Le théâtre est une des formes les plus anciennes de mise en commun de l’expérience humaine, et c’est peut-être justement parce qu’il vient de si loin qu’il mérite d’être interrogé en profondeur et sans complaisance.
Depuis fort longtemps, j’accompagne des équipes artistiques, des lieux de diffusion, des équipes de médiation, des directions de structures et des financeur·ses, et je constate que le spectacle vivant porte en lui une contradiction qu’on n’ose guère regarder en face. Ses intentions proclamées (aller vers tous les publics, créer du lien, émanciper) se trouvent parfois contredites par ses dispositifs réels : la hiérarchie entre auteur·rices, metteur·ses en scène, acteur·rices, technicien·nes et spectateur·rices, qui peut reproduire inconsciemment ce qu’on souhaite déconstruire ; les protocoles d’accueil, qui théâtralisent la défiance au lieu de l’ouverture ; les textes de présentation des spectacles, qui assignent aux spectateur·rices une place d’admirateur·rices dominé·es quand ils pourraient en faire des partenaires, etc.
Et dans le processus de création lui-même, nous reproduisons souvent, sans le vouloir, des rapports de domination et de classe : dans les manières de travailler, dans la forme des œuvres, et jusque dans ce que nous choisissons d’appeler une œuvre. John Dewey a montré, dans L’Art comme expérience (1934), que l’expérience esthétique prend racine dans la vie ordinaire, que la séparation entre les œuvres consacrées et le reste de l’expérience humaine est une construction historique, pas une évidence, et que cette séparation, sans qu’on s’en rende compte, n’a rien de démocratique.
Ces contradictions ne relèvent pas de mauvaises intentions, mais de mécanismes psychosociaux qu’une approche ethnologique met en évidence. On ne peut les voir qu’en acceptant de se regarder soi-même avec la lucidité que l’on réserve d’ordinaire aux systèmes extérieurs que l’on critique.

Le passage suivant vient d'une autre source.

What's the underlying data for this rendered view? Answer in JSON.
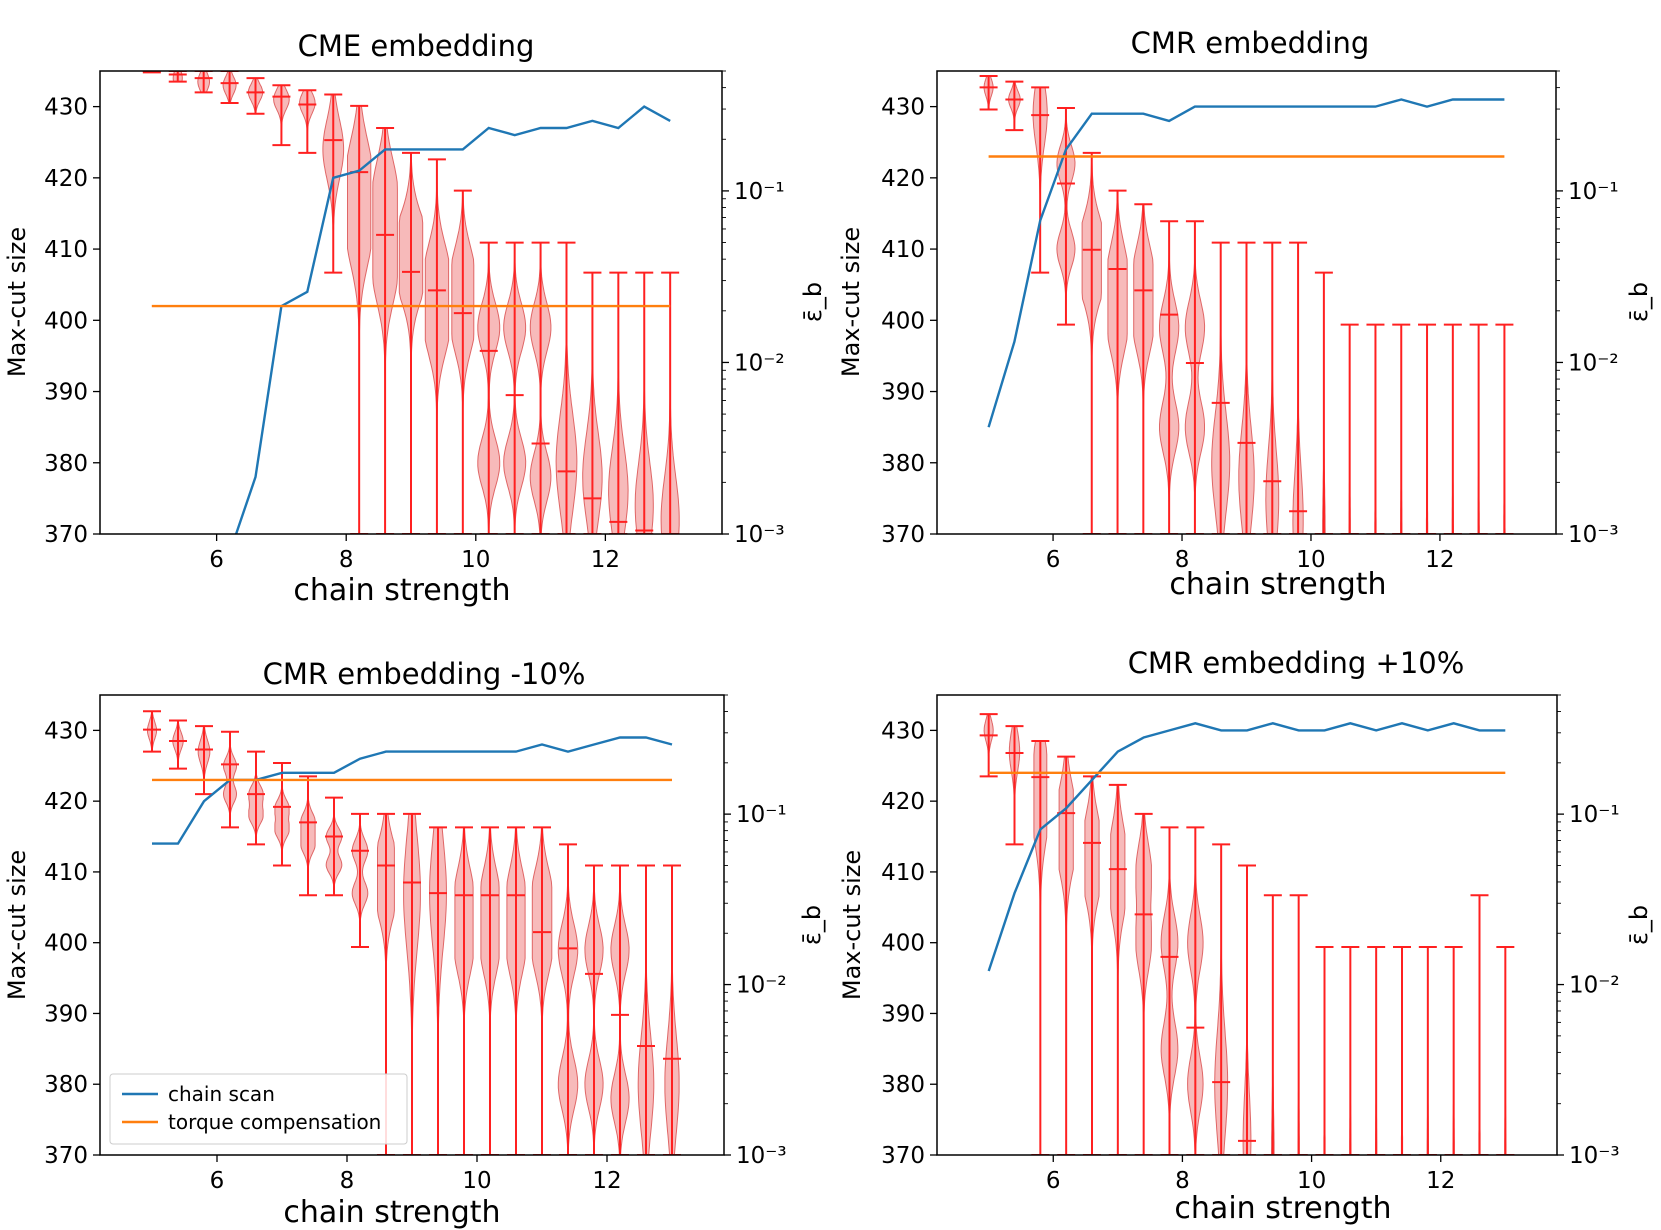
{
  "figure": {
    "series_names": [
      "chain scan",
      "torque compensation"
    ],
    "colors": {
      "chain_scan": "#1f77b4",
      "torque": "#ff7f0e",
      "violin_fill": "#f4a3a3",
      "violin_stroke": "#e06666",
      "errorbar": "#ff2020"
    }
  },
  "chart_data": [
    {
      "type": "line",
      "title": "CME embedding",
      "xlabel": "chain strength",
      "ylabel": "Max-cut size",
      "y2label": "ε̄_b",
      "xlim": [
        4.2,
        13.8
      ],
      "ylim": [
        370,
        435
      ],
      "y2lim": [
        0.001,
        0.5
      ],
      "y2scale": "log",
      "xticks": [
        6,
        8,
        10,
        12
      ],
      "yticks": [
        370,
        380,
        390,
        400,
        410,
        420,
        430
      ],
      "y2ticks": [
        0.001,
        0.01,
        0.1
      ],
      "y2ticklabels": [
        "10⁻³",
        "10⁻²",
        "10⁻¹"
      ],
      "legend": false,
      "series": [
        {
          "name": "chain scan",
          "x": [
            6.3,
            6.6,
            7.0,
            7.4,
            7.8,
            8.2,
            8.6,
            9.0,
            9.4,
            9.8,
            10.2,
            10.6,
            11.0,
            11.4,
            11.8,
            12.2,
            12.6,
            13.0
          ],
          "values": [
            370,
            378,
            402,
            404,
            420,
            421,
            424,
            424,
            424,
            424,
            427,
            426,
            427,
            427,
            428,
            427,
            430,
            428
          ]
        },
        {
          "name": "torque compensation",
          "x": [
            5.0,
            13.0
          ],
          "values": [
            402,
            402
          ]
        }
      ],
      "violins": {
        "x": [
          5.0,
          5.4,
          5.8,
          6.2,
          6.6,
          7.0,
          7.4,
          7.8,
          8.2,
          8.6,
          9.0,
          9.4,
          9.8,
          10.2,
          10.6,
          11.0,
          11.4,
          11.8,
          12.2,
          12.6,
          13.0
        ],
        "min": [
          435,
          433.5,
          432,
          430.5,
          429,
          424.6,
          423.5,
          406.7,
          370,
          370,
          370,
          370,
          370,
          370,
          370,
          370,
          370,
          370,
          370,
          370,
          370
        ],
        "max": [
          435,
          435,
          435,
          435,
          434,
          433,
          432.3,
          431.7,
          430.1,
          427,
          423.5,
          422.6,
          418.2,
          410.9,
          410.9,
          410.9,
          410.9,
          406.7,
          406.7,
          406.7,
          406.7
        ],
        "median": [
          434.8,
          434.5,
          434,
          433.3,
          432,
          431.4,
          430.3,
          425.3,
          420.8,
          412,
          406.8,
          404.2,
          401,
          395.7,
          389.5,
          382.7,
          378.8,
          375,
          371.7,
          370.5,
          370
        ],
        "modes": [
          [
            434.5
          ],
          [
            434
          ],
          [
            433.5
          ],
          [
            433
          ],
          [
            432
          ],
          [
            431
          ],
          [
            430.5
          ],
          [
            424
          ],
          [
            421,
            412
          ],
          [
            406.8,
            418
          ],
          [
            406.8,
            411
          ],
          [
            406.8,
            399
          ],
          [
            406.8,
            399
          ],
          [
            399,
            380
          ],
          [
            399,
            380
          ],
          [
            399,
            378
          ],
          [
            380
          ],
          [
            378
          ],
          [
            376
          ],
          [
            374
          ],
          [
            372
          ]
        ],
        "width": [
          0.3,
          0.35,
          0.45,
          0.5,
          0.55,
          0.6,
          0.6,
          0.8,
          0.9,
          0.95,
          0.9,
          0.9,
          0.85,
          0.85,
          0.85,
          0.8,
          0.8,
          0.75,
          0.75,
          0.7,
          0.7
        ]
      }
    },
    {
      "type": "line",
      "title": "CMR embedding",
      "xlabel": "chain strength",
      "ylabel": "Max-cut size",
      "y2label": "ε̄_b",
      "xlim": [
        4.2,
        13.8
      ],
      "ylim": [
        370,
        435
      ],
      "y2lim": [
        0.001,
        0.5
      ],
      "y2scale": "log",
      "xticks": [
        6,
        8,
        10,
        12
      ],
      "yticks": [
        370,
        380,
        390,
        400,
        410,
        420,
        430
      ],
      "y2ticks": [
        0.001,
        0.01,
        0.1
      ],
      "y2ticklabels": [
        "10⁻³",
        "10⁻²",
        "10⁻¹"
      ],
      "legend": false,
      "series": [
        {
          "name": "chain scan",
          "x": [
            5.0,
            5.4,
            5.8,
            6.2,
            6.6,
            7.0,
            7.4,
            7.8,
            8.2,
            8.6,
            9.0,
            9.4,
            9.8,
            10.2,
            10.6,
            11.0,
            11.4,
            11.8,
            12.2,
            12.6,
            13.0
          ],
          "values": [
            385,
            397,
            414,
            424,
            429,
            429,
            429,
            428,
            430,
            430,
            430,
            430,
            430,
            430,
            430,
            430,
            431,
            430,
            431,
            431,
            431
          ]
        },
        {
          "name": "torque compensation",
          "x": [
            5.0,
            13.0
          ],
          "values": [
            423,
            423
          ]
        }
      ],
      "violins": {
        "x": [
          5.0,
          5.4,
          5.8,
          6.2,
          6.6,
          7.0,
          7.4,
          7.8,
          8.2,
          8.6,
          9.0,
          9.4,
          9.8,
          10.2,
          10.6,
          11.0,
          11.4,
          11.8,
          12.2,
          12.6,
          13.0
        ],
        "min": [
          429.6,
          426.7,
          406.7,
          399.4,
          370,
          370,
          370,
          370,
          370,
          370,
          370,
          370,
          370,
          370,
          370,
          370,
          370,
          370,
          370,
          370,
          370
        ],
        "max": [
          434.3,
          433.5,
          432.7,
          429.8,
          423.5,
          418.2,
          416.3,
          413.9,
          413.9,
          410.9,
          410.9,
          410.9,
          410.9,
          406.7,
          399.4,
          399.4,
          399.4,
          399.4,
          399.4,
          399.4,
          399.4
        ],
        "median": [
          432.7,
          431,
          428.8,
          419.2,
          409.9,
          407.2,
          404.2,
          400.8,
          394,
          388.4,
          382.8,
          377.4,
          373.2,
          370,
          370,
          370,
          370,
          370,
          370,
          370,
          370
        ],
        "modes": [
          [
            432.7
          ],
          [
            431
          ],
          [
            429
          ],
          [
            422,
            410
          ],
          [
            410,
            407
          ],
          [
            407,
            399
          ],
          [
            407,
            399
          ],
          [
            399,
            385
          ],
          [
            399,
            385
          ],
          [
            380
          ],
          [
            378
          ],
          [
            375
          ],
          [
            372
          ],
          [
            370
          ],
          [
            370
          ],
          [
            370
          ],
          [
            370
          ],
          [
            370
          ],
          [
            370
          ],
          [
            370
          ],
          [
            370
          ]
        ],
        "width": [
          0.35,
          0.45,
          0.55,
          0.7,
          0.75,
          0.75,
          0.75,
          0.75,
          0.75,
          0.7,
          0.6,
          0.5,
          0.4,
          0.1,
          0.05,
          0.05,
          0.05,
          0.05,
          0.05,
          0.05,
          0.05
        ]
      }
    },
    {
      "type": "line",
      "title": "CMR embedding -10%",
      "xlabel": "chain strength",
      "ylabel": "Max-cut size",
      "y2label": "ε̄_b",
      "xlim": [
        4.2,
        13.8
      ],
      "ylim": [
        370,
        435
      ],
      "y2lim": [
        0.001,
        0.5
      ],
      "y2scale": "log",
      "xticks": [
        6,
        8,
        10,
        12
      ],
      "yticks": [
        370,
        380,
        390,
        400,
        410,
        420,
        430
      ],
      "y2ticks": [
        0.001,
        0.01,
        0.1
      ],
      "y2ticklabels": [
        "10⁻³",
        "10⁻²",
        "10⁻¹"
      ],
      "legend": true,
      "legend_position": "lower-left",
      "series": [
        {
          "name": "chain scan",
          "x": [
            5.0,
            5.4,
            5.8,
            6.2,
            6.6,
            7.0,
            7.4,
            7.8,
            8.2,
            8.6,
            9.0,
            9.4,
            9.8,
            10.2,
            10.6,
            11.0,
            11.4,
            11.8,
            12.2,
            12.6,
            13.0
          ],
          "values": [
            414,
            414,
            420,
            423,
            423,
            424,
            424,
            424,
            426,
            427,
            427,
            427,
            427,
            427,
            427,
            428,
            427,
            428,
            429,
            429,
            428
          ]
        },
        {
          "name": "torque compensation",
          "x": [
            5.0,
            13.0
          ],
          "values": [
            423,
            423
          ]
        }
      ],
      "violins": {
        "x": [
          5.0,
          5.4,
          5.8,
          6.2,
          6.6,
          7.0,
          7.4,
          7.8,
          8.2,
          8.6,
          9.0,
          9.4,
          9.8,
          10.2,
          10.6,
          11.0,
          11.4,
          11.8,
          12.2,
          12.6,
          13.0
        ],
        "min": [
          427,
          424.6,
          421,
          416.3,
          413.9,
          410.9,
          406.7,
          406.7,
          399.4,
          370,
          370,
          370,
          370,
          370,
          370,
          370,
          370,
          370,
          370,
          370,
          370
        ],
        "max": [
          432.7,
          431.4,
          430.6,
          429.8,
          427,
          425.4,
          423.5,
          420.5,
          418.2,
          418.2,
          418.2,
          416.3,
          416.3,
          416.3,
          416.3,
          416.3,
          413.9,
          410.9,
          410.9,
          410.9,
          410.9
        ],
        "median": [
          430.1,
          428.5,
          427.3,
          425.2,
          421,
          419.2,
          417,
          415,
          413,
          410.9,
          408.5,
          407,
          406.7,
          406.7,
          406.7,
          401.5,
          399.2,
          395.6,
          389.8,
          385.4,
          383.6
        ],
        "modes": [
          [
            430
          ],
          [
            428.5
          ],
          [
            427
          ],
          [
            425,
            421
          ],
          [
            421,
            418
          ],
          [
            419,
            416
          ],
          [
            417,
            414
          ],
          [
            415,
            411
          ],
          [
            413,
            407
          ],
          [
            411,
            407
          ],
          [
            407
          ],
          [
            407
          ],
          [
            407,
            399
          ],
          [
            407,
            399
          ],
          [
            407,
            399
          ],
          [
            407,
            399
          ],
          [
            399,
            380
          ],
          [
            399,
            380
          ],
          [
            399,
            378
          ],
          [
            380
          ],
          [
            380
          ]
        ],
        "width": [
          0.35,
          0.4,
          0.45,
          0.5,
          0.55,
          0.55,
          0.55,
          0.6,
          0.6,
          0.65,
          0.65,
          0.65,
          0.7,
          0.7,
          0.7,
          0.75,
          0.75,
          0.7,
          0.7,
          0.6,
          0.55
        ]
      }
    },
    {
      "type": "line",
      "title": "CMR embedding +10%",
      "xlabel": "chain strength",
      "ylabel": "Max-cut size",
      "y2label": "ε̄_b",
      "xlim": [
        4.2,
        13.8
      ],
      "ylim": [
        370,
        435
      ],
      "y2lim": [
        0.001,
        0.5
      ],
      "y2scale": "log",
      "xticks": [
        6,
        8,
        10,
        12
      ],
      "yticks": [
        370,
        380,
        390,
        400,
        410,
        420,
        430
      ],
      "y2ticks": [
        0.001,
        0.01,
        0.1
      ],
      "y2ticklabels": [
        "10⁻³",
        "10⁻²",
        "10⁻¹"
      ],
      "legend": false,
      "series": [
        {
          "name": "chain scan",
          "x": [
            5.0,
            5.4,
            5.8,
            6.2,
            6.6,
            7.0,
            7.4,
            7.8,
            8.2,
            8.6,
            9.0,
            9.4,
            9.8,
            10.2,
            10.6,
            11.0,
            11.4,
            11.8,
            12.2,
            12.6,
            13.0
          ],
          "values": [
            396,
            407,
            416,
            419,
            423,
            427,
            429,
            430,
            431,
            430,
            430,
            431,
            430,
            430,
            431,
            430,
            431,
            430,
            431,
            430,
            430
          ]
        },
        {
          "name": "torque compensation",
          "x": [
            5.0,
            13.0
          ],
          "values": [
            424,
            424
          ]
        }
      ],
      "violins": {
        "x": [
          5.0,
          5.4,
          5.8,
          6.2,
          6.6,
          7.0,
          7.4,
          7.8,
          8.2,
          8.6,
          9.0,
          9.4,
          9.8,
          10.2,
          10.6,
          11.0,
          11.4,
          11.8,
          12.2,
          12.6,
          13.0
        ],
        "min": [
          423.5,
          413.9,
          370,
          370,
          370,
          370,
          370,
          370,
          370,
          370,
          370,
          370,
          370,
          370,
          370,
          370,
          370,
          370,
          370,
          370,
          370
        ],
        "max": [
          432.3,
          430.6,
          428.5,
          426.3,
          423.5,
          422.3,
          418.2,
          416.3,
          416.3,
          413.9,
          410.9,
          406.7,
          406.7,
          399.4,
          399.4,
          399.4,
          399.4,
          399.4,
          399.4,
          406.7,
          399.4
        ],
        "median": [
          429.3,
          426.8,
          423.4,
          418.3,
          414.1,
          410.4,
          404,
          398,
          388,
          380.3,
          372,
          370,
          370,
          370,
          370,
          370,
          370,
          370,
          370,
          370,
          370
        ],
        "modes": [
          [
            430
          ],
          [
            427
          ],
          [
            424,
            418
          ],
          [
            418,
            414
          ],
          [
            414,
            410
          ],
          [
            413,
            407
          ],
          [
            410,
            400
          ],
          [
            400,
            385
          ],
          [
            400,
            380
          ],
          [
            380
          ],
          [
            372
          ],
          [
            370
          ],
          [
            370
          ],
          [
            370
          ],
          [
            370
          ],
          [
            370
          ],
          [
            370
          ],
          [
            370
          ],
          [
            370
          ],
          [
            370
          ],
          [
            370
          ]
        ],
        "width": [
          0.35,
          0.4,
          0.5,
          0.55,
          0.55,
          0.55,
          0.6,
          0.65,
          0.6,
          0.5,
          0.3,
          0.1,
          0.05,
          0.05,
          0.05,
          0.05,
          0.05,
          0.05,
          0.05,
          0.05,
          0.05
        ]
      }
    }
  ]
}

C’est à ce travail d’investigation méthodique que j’invite ici.
J’écris pour les comédiens et comédiennes qui sentent que quelque chose leur échappe dans leur rapport aux spectateur·rices, pour les metteur·ses en scène qui doutent de la cohérence entre leurs formes et leurs intentions, pour les équipes de médiation qui cherchent des méthodes pour se relier véritablement aux « publics », pour les directions de structures qui veulent comprendre pourquoi leur salle ne ressemble pas à leur ville, pour les financeur·ses qui se demandent ce qu’ils et elles soutiennent réellement, ou pour les élu·es qui ont à cœur de porter des projets au service des administré·es — tout cela sans rien céder de l’exigence artistique.

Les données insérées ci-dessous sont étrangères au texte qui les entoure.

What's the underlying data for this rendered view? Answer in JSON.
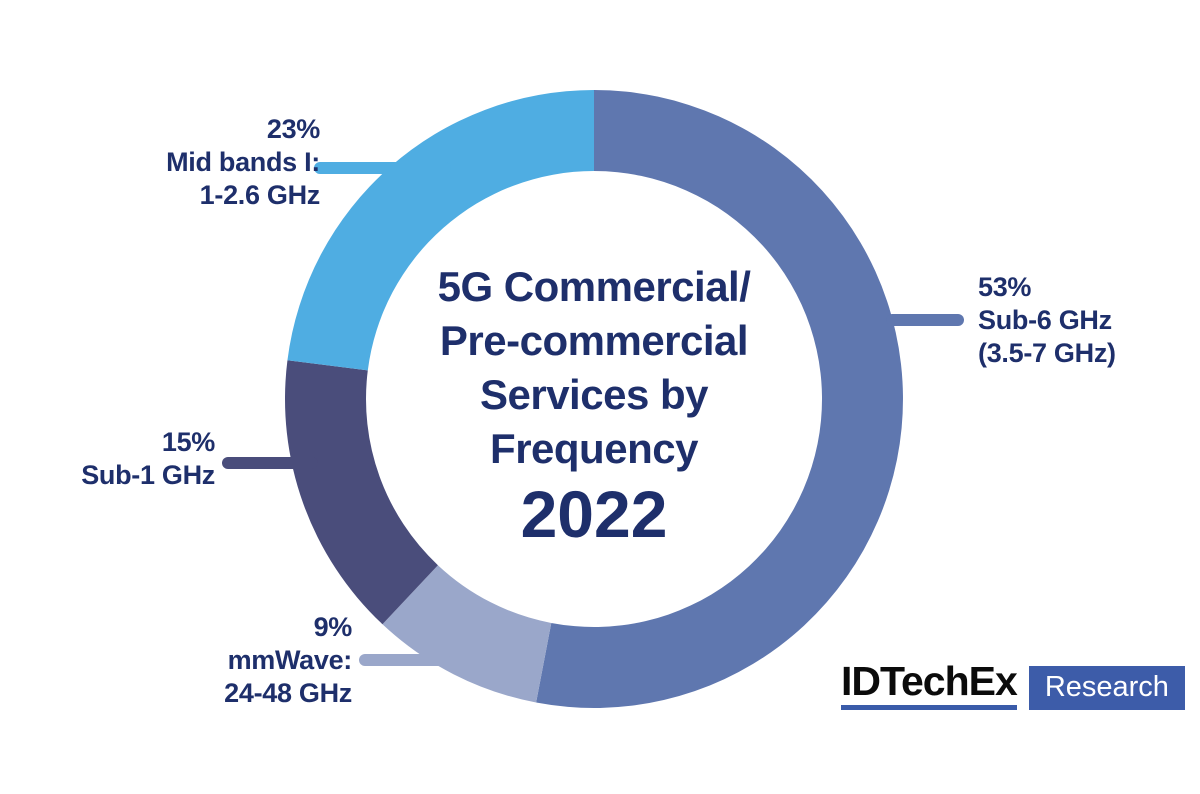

Je crois que le théâtre peut être une pratique de la démocratie, et pas seulement un service traditionnel de démocratisation culturelle. Organiser la diffusion d’une œuvre sans interroger le dispositif, Pierre Bourdieu l’a montré de façon implacable, entretient la reproduction sociale plutôt que l’émancipation. Mais le théâtre peut au contraire créer les conditions d’une rencontre réelle, et faire confiance aux acteur·rices, aux participant·es, aux habitant·es, à l’imprévu, comme à une matière vivante. Ce chemin est exigeant, et je propose ici de l’explorer, avec des questions et des propositions constructives et opérantes plutôt que des réponses toutes faites ou des opinions.